July 31, 2017

Bearing The ‘Lesser Of Two Evils’ Pain

A report from CBC News in Canada. “Canada’s addiction to real estate goes far beyond our obsession with talking about it. Our economy actually relies more on the fees associated with buying and selling houses than it does on agriculture, fishing, forestry and hunting combined. In Canada, upcoming data will likely show those fees have already started to fall, as the number of home sales across the country fell in June by the most in seven years. ‘This is a stunning 1.9 per cent of GDP,’ said Macquarie analyst David Doyle. Doyle says Canada’s increased reliance on real estate fees can be blamed on years of ultra-low interest rates, worsened during the oil price slump when the Bank of Canada cut rates even further. ‘I think they felt that the lesser of two evils in that situation was to cut interest rates,’ Doyle said.”

“But that fix has helped put Canada in another tricky situation, where the economy relies to an unusual extent on home transactions. That could have particularly negative consequences as the central bank begins to raise rates again. ‘The drag on the economy that’s going to flow from [higher rates], I think, will prove to be much more severe than it’s been in the past,’ he said. ‘It’s not something that, as an economy, you would look at as a position we want to be in.’”

From the Guardian on the UK. “Aroom in a friend’s rented north London houseshare came up recently. Usually, this would mean an instant queue of prospective tenants waiting for their 10-minute interview slot, followed by an unpleasant few hours of decision-making. This time, my friend reported, whole days passed without anyone getting in touch. We wondered if it might be the first hairline crack in some huge chasm about to rip through life as we know it – if, in the future, we would look back on the empty wasteland of the city and remember that day as The Day London Turned.”

“The news last week that the number of people leaving the capital has reached a five-year high will come as no surprise to anyone trying to house themselves in the capital. Whatever the political shocks of the last year, some things are unchanged: house prices continue to bear no relation to earnings, private landlords remain largely unregulated and rents continue to eat up two-thirds of the average Londoner’s wages. Plus, it’s dirty, noisy, overcrowded.”

From Reuters on China. “Luxury lakeside homes and high-rise condominiums are coming up fast in China’s sleepy inland town of Bengbu, a clear sign that a home-buying frenzy sweeping across the country’s major metropolises and provincial capitals has reached even its smaller cities. The increase in demand is welcome news for smaller cities that have a massive overhang of unsold houses left from the last real estate downturn three years ago. However, the surge in construction threatens to outpace or match the increased demand for housing, leaving housing inventories untouched.”
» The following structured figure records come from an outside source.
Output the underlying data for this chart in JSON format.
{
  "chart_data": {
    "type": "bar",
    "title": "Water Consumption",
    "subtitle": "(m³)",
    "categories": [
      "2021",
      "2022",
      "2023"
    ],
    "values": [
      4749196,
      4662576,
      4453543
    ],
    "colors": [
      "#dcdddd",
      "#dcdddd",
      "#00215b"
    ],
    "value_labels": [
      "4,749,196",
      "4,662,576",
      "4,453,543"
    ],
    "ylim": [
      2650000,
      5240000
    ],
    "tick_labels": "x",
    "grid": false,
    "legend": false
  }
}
“The hidden danger, analysts say, is that real estate inventories are often higher than indicated by official figures. Official inventory data only counts completed homes, while private estimates include homes that are being built but not completed yet. Official data showed nationwide inventories stood at 646 million sq m as of end-June. Private estimates, which tend to lag official data, can be several times bigger than that.”
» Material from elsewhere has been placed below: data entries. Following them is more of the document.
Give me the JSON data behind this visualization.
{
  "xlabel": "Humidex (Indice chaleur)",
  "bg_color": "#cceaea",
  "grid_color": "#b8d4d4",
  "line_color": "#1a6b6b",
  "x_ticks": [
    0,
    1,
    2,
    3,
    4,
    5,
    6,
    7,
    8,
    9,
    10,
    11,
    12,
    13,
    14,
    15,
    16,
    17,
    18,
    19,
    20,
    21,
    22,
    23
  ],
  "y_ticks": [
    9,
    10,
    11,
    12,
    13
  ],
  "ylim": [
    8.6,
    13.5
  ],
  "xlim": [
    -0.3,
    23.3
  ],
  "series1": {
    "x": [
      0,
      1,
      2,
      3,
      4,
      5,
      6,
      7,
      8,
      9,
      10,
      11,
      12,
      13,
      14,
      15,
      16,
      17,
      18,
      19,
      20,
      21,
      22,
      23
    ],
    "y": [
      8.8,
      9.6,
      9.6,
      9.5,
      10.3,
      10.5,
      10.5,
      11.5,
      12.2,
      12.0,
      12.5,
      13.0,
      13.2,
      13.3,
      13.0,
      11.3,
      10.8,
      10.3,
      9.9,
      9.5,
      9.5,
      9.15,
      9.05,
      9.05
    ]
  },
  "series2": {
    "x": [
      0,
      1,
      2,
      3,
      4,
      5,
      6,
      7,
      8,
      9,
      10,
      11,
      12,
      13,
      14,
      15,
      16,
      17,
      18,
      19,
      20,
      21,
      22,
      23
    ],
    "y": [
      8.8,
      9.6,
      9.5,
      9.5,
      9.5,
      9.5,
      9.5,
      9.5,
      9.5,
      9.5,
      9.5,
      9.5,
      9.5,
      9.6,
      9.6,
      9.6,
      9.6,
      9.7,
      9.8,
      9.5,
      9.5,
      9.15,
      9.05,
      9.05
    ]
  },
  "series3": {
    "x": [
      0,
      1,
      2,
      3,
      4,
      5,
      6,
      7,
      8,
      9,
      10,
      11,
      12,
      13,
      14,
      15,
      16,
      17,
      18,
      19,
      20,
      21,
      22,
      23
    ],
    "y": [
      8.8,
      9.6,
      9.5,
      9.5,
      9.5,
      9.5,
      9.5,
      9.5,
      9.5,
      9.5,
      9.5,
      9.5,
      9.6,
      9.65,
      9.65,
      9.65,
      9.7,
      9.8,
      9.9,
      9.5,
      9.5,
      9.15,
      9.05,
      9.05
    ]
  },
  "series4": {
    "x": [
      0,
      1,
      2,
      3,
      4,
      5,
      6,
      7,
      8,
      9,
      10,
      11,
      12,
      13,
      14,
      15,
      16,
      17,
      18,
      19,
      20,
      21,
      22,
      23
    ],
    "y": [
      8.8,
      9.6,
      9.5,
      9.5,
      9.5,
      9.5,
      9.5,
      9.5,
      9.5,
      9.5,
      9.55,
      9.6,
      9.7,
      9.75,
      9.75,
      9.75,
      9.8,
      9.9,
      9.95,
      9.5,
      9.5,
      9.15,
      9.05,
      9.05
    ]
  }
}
“A Bank of China estimate that includes not-yet-built projects shows China’s real estate inventories stood at 8.28 billion sq m at end-2016, most of which - 5.8 billion - in tier-three and four cities.”

From Interest.co.nz in New Zealand. “The number of homes newly listed for sale on Realestate.co.nz fell to the lowest level on record last month, and asking prices for Auckland properties continued to slide for the third consecutive month in July to $608,143. That means it has now fallen by $40,619, or 6.7%, since it peaked at $648,762 in February. The slide in average asking prices is most pronounced in Auckland, where it has fallen for the last five consecutive months and was $903,752 in July, down by $74,900 (7.7%) from its peak of $978,652 in February.”
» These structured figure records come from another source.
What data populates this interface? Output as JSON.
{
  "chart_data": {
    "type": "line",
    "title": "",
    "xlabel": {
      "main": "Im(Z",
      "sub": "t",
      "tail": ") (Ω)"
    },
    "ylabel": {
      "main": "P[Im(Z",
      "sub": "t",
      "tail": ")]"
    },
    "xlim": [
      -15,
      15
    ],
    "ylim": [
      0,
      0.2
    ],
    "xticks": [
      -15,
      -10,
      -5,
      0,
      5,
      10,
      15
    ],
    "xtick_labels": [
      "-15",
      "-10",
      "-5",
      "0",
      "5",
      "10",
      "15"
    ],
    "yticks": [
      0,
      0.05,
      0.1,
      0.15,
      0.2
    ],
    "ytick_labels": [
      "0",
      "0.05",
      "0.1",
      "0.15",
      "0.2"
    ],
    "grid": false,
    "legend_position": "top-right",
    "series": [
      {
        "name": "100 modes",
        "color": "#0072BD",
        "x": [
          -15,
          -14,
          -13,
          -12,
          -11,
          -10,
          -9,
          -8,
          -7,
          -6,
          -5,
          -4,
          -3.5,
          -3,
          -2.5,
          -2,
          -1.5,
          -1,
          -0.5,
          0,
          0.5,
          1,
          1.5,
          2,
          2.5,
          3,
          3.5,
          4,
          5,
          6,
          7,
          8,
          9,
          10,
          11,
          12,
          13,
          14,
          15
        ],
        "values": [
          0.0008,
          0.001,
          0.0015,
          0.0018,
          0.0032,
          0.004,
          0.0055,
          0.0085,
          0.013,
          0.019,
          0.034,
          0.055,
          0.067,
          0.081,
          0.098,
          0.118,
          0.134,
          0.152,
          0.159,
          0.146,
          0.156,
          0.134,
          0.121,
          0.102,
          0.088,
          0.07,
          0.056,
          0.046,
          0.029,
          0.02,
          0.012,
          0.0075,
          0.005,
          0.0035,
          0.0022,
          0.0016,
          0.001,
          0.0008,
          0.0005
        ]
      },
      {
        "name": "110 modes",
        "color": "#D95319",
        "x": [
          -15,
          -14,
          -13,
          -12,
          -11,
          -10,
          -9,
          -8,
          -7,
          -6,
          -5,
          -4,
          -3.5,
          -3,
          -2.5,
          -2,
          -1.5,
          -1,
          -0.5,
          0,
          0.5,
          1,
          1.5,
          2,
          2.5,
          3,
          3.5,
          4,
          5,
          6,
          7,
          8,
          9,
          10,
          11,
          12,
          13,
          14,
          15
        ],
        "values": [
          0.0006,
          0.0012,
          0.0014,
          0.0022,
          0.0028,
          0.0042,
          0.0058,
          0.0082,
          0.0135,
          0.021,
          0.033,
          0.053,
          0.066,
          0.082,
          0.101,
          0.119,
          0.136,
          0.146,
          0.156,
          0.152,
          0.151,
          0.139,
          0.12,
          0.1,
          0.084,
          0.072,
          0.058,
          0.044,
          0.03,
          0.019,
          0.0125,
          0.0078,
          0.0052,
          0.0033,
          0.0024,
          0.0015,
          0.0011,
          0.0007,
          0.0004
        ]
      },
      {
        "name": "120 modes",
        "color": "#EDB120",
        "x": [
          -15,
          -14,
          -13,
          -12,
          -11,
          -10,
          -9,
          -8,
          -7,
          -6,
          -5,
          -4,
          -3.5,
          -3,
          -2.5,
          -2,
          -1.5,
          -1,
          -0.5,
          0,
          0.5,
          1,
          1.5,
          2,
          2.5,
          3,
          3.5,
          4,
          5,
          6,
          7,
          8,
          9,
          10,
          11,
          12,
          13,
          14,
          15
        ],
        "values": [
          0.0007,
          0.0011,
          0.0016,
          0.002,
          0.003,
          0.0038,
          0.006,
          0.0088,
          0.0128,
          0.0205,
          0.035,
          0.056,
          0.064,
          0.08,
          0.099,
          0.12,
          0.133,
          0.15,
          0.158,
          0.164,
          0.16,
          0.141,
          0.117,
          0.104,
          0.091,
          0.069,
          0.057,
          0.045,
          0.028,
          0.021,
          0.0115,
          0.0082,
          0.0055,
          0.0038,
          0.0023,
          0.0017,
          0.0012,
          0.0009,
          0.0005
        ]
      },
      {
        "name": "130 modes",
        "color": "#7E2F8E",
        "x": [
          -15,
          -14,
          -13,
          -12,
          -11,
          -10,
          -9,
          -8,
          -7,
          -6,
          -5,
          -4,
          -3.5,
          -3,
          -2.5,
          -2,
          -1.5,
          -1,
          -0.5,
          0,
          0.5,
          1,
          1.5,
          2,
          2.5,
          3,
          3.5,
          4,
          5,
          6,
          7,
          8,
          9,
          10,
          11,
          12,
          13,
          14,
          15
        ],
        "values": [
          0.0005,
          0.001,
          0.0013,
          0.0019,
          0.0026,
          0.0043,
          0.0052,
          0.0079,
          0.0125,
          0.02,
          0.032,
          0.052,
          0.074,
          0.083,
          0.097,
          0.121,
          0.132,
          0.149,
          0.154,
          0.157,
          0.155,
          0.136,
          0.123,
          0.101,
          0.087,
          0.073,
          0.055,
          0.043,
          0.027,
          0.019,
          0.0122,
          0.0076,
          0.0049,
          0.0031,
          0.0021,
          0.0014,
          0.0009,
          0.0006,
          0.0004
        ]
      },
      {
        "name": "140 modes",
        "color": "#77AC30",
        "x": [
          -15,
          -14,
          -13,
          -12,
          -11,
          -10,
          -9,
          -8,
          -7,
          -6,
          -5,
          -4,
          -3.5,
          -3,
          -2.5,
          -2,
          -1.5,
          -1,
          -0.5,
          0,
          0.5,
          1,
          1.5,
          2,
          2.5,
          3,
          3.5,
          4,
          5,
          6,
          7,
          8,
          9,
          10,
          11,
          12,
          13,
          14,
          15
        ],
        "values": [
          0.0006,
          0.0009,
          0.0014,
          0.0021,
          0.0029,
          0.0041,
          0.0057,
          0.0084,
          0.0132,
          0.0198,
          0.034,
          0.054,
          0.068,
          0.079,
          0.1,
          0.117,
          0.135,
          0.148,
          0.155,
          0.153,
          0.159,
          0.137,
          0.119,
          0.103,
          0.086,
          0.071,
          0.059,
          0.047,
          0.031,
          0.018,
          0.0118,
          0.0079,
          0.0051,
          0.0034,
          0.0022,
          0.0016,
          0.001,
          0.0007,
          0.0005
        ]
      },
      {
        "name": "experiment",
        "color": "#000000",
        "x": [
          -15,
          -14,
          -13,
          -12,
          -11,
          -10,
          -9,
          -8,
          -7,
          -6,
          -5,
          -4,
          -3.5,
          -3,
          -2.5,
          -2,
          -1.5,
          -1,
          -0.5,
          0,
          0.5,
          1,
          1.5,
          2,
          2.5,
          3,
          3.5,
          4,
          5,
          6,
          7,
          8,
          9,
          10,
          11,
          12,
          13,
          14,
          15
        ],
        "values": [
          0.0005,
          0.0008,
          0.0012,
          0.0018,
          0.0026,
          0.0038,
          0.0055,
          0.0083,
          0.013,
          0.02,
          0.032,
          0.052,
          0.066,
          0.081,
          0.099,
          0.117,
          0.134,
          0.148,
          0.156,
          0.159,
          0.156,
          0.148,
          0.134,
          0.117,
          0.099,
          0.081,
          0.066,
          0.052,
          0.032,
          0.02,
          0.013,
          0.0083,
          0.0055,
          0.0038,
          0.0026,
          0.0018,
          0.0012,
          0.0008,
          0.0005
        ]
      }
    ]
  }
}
“That suggests vendors are starting to accept that the market has weakened and are being more realistic with their asking prices. The drop in prices in Auckland may be starting to spread to other regions, with July’s average asking price being lower than June’s in 11 of Realestate.co.nz’s 18 sales districts.”

The Morning Bulletin in Australia. “In good news for rental tenants and bad news for landlords and property developers, Rockhampton has an oversupply of vacant rental properties according to the latest REIQ property data. REIQ data for the June quarter revealed that although Rockhampton rental vacancies levels had dropped, they still sat at the highest level of all of the Queensland regional centres.”

“‘Developers were coming in and building rental properties and selling them in a lot of cases to interstate buyers with guaranteed rental returns over a 12 month period,’ said REIQ zone chairman for Rockhampton Noel Livingston. ‘The demand was there for a period of time but those good times don’t last forever. To me that was never sustainable and that’s proven that it was never sustainable.’”

“Rockhampton Mayor Margaret Strelow said it was pleasing to see the rental market settling down now but the vacancy rate was still way too high. ‘As Noel Livingston has said before, we’re bearing the pain that comes from ill-informed out of state investors buying into a ‘guaranteed rental return’, she said.”